Find $\displaystyle \sum_{n=1}^{89}\tan^2\bigg(\frac{n\pi}{180}\bigg)$.
I didn't have any idea to solve this problem :/ Can someone give a hint for me?
What is the best strategy to solve problems of the type $\displaystyle \sum_{k=1}^{n}\tan^2(k\theta)?$
On
Since the user @user355088 demonstrated a beautiful solution, let me provide an ugly solution. Write $\omega = e^{2\pi i/180} $ for simplicity.

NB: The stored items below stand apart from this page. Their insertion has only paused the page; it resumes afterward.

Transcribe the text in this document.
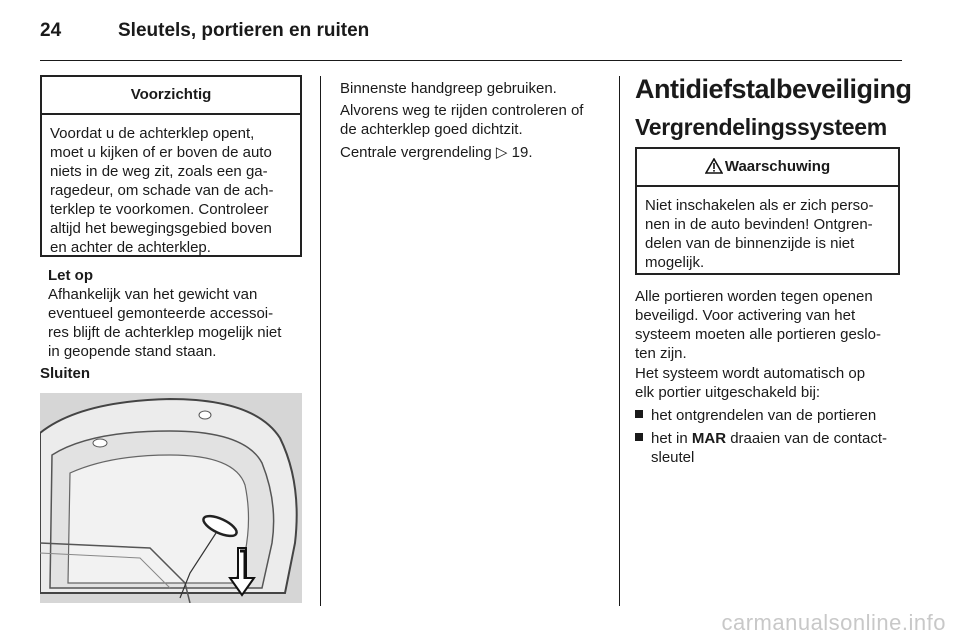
24	Sleutels, portieren en ruiten
Voorzichtig
Voordat u de achterklep opent,
moet u kijken of er boven de auto
niets in de weg zit, zoals een ga-
ragedeur, om schade van de ach-
terklep te voorkomen. Controleer
altijd het bewegingsgebied boven
en achter de achterklep.
Let op
Afhankelijk van het gewicht van
eventueel gemonteerde accessoi-
res blijft de achterklep mogelijk niet
in geopende stand staan.
Sluiten
Binnenste handgreep gebruiken.
Alvorens weg te rijden controleren of
de achterklep goed dichtzit.
Centrale vergrendeling ▷ 19.
Antidiefstalbeveiliging
Vergrendelingssysteem
Waarschuwing
Niet inschakelen als er zich perso-
nen in de auto bevinden! Ontgren-
delen van de binnenzijde is niet
mogelijk.
Alle portieren worden tegen openen
beveiligd. Voor activering van het
systeem moeten alle portieren geslo-
ten zijn.
Het systeem wordt automatisch op
elk portier uitgeschakeld bij:
het ontgrendelen van de portieren
het in MAR draaien van de contact-
sleutel
carmanualsonline.info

Then
\begin{align*} \sum_{n=1}^{89} \tan^2 (n\alpha/2) = \frac{1}{2} \sum_{n=-89}^{89} \tan^2 (n\alpha/2) = - \frac{1}{2} \sum_{n=-89}^{89} \frac{(1-\omega^n)^2}{(1+\omega^n)^2} = - \frac{1}{2} \lim_{\epsilon \to 0^+} S(\epsilon), \end{align*}
where $S(\epsilon)$ is defined by
$$ S(\epsilon) := \sum_{n=-89}^{89} \frac{(1-e^{-2\epsilon}\omega^n)^2}{(1+e^{-2\epsilon}\omega^n)^2}. $$
Now we use the identity $\frac{(1-z)^2}{(1+z)^2} = 1+4\sum_{k=1}^{\infty} (-1)^k k z^{k} $ to expand
\begin{align*} S(\epsilon) &= 179 + 4 \sum_{k=1}^{\infty} (-1)^k k e^{-2k\epsilon} \Biggl( \sum_{n=-89}^{89} \omega^{kn} \Biggr) \\ &= 179 + 4 \sum_{k=1}^{\infty} (-1)^k k e^{-2k\epsilon} \Biggl( (-1)^{k-1} + \sum_{n=-89}^{90} \omega^{kn} \Biggr) \end{align*}
By the sifting property of the sum of the roots of unity, we know:
$$ \sum_{n=-89}^{90} \omega^{kn} = \begin{cases} 180, & \text{180 divides $k$}; \\ 0, & \text{otherwise}; \end{cases} $$
So, by using $\frac{1}{\sinh^2 x} = \frac{4e^{-2x}}{(1-e^{-2x})^2} = 4 \sum_{k=1}^{\infty} k e^{-2kx}$ for $x > 0$,
\begin{align*} S(\epsilon) &= 179 + 4 \sum_{k=1}^{\infty} (-1)^k k e^{-2k\epsilon} \left( (-1)^{k-1} + 180 \cdot \mathbf{1}_{\{\text{180 divides $k$}\}} \right) \\ &= 179 + 4 \left( \sum_{k=1}^{\infty} 180^2 k e^{-360k\epsilon} - \sum_{k=1}^{\infty} k e^{-2k\epsilon} \right) \\ &= 179 + \left( \frac{180^2}{\sinh^2(180\epsilon)} - \frac{1}{\sinh^2(\epsilon)} \right). \end{align*}
Since $\frac{1}{\sinh^2 x} = \frac{1}{x^2} - \frac{1}{3} + \mathcal{O}(x^2)$, we obtain
\begin{align*} S(\epsilon) &= 179 - \frac{180^2 - 1}{3} + \mathcal{O}(\epsilon^2), \end{align*}
and taking $\epsilon \to 0^+$ proves that
$$ \sum_{n=1}^{89} \tan^2 (n\alpha/2) = -\frac{1}{2}\left( 179 - \frac{180^2 - 1}{3} \right) = \frac{15931}{3}, $$
which is the same as @user355088's answer $ \binom{180}{177}\big/\binom{180}{179} = \frac{15931}{3} $.
$\mathcal{Hint}$
$$0=\tan(180x)=\binom{180}{1}\tan x-\binom{180}{3}\tan^3x+...+\binom{180}{177}\tan^{177}x-\binom{180}{179}\tan^{179}x$$
Where $x=\frac{n\pi}{180}$ for $n=0,1..89,91,...,179$ i.e $179$ values .
Divde by $\tan x$ and consider $\tan^2x=y$.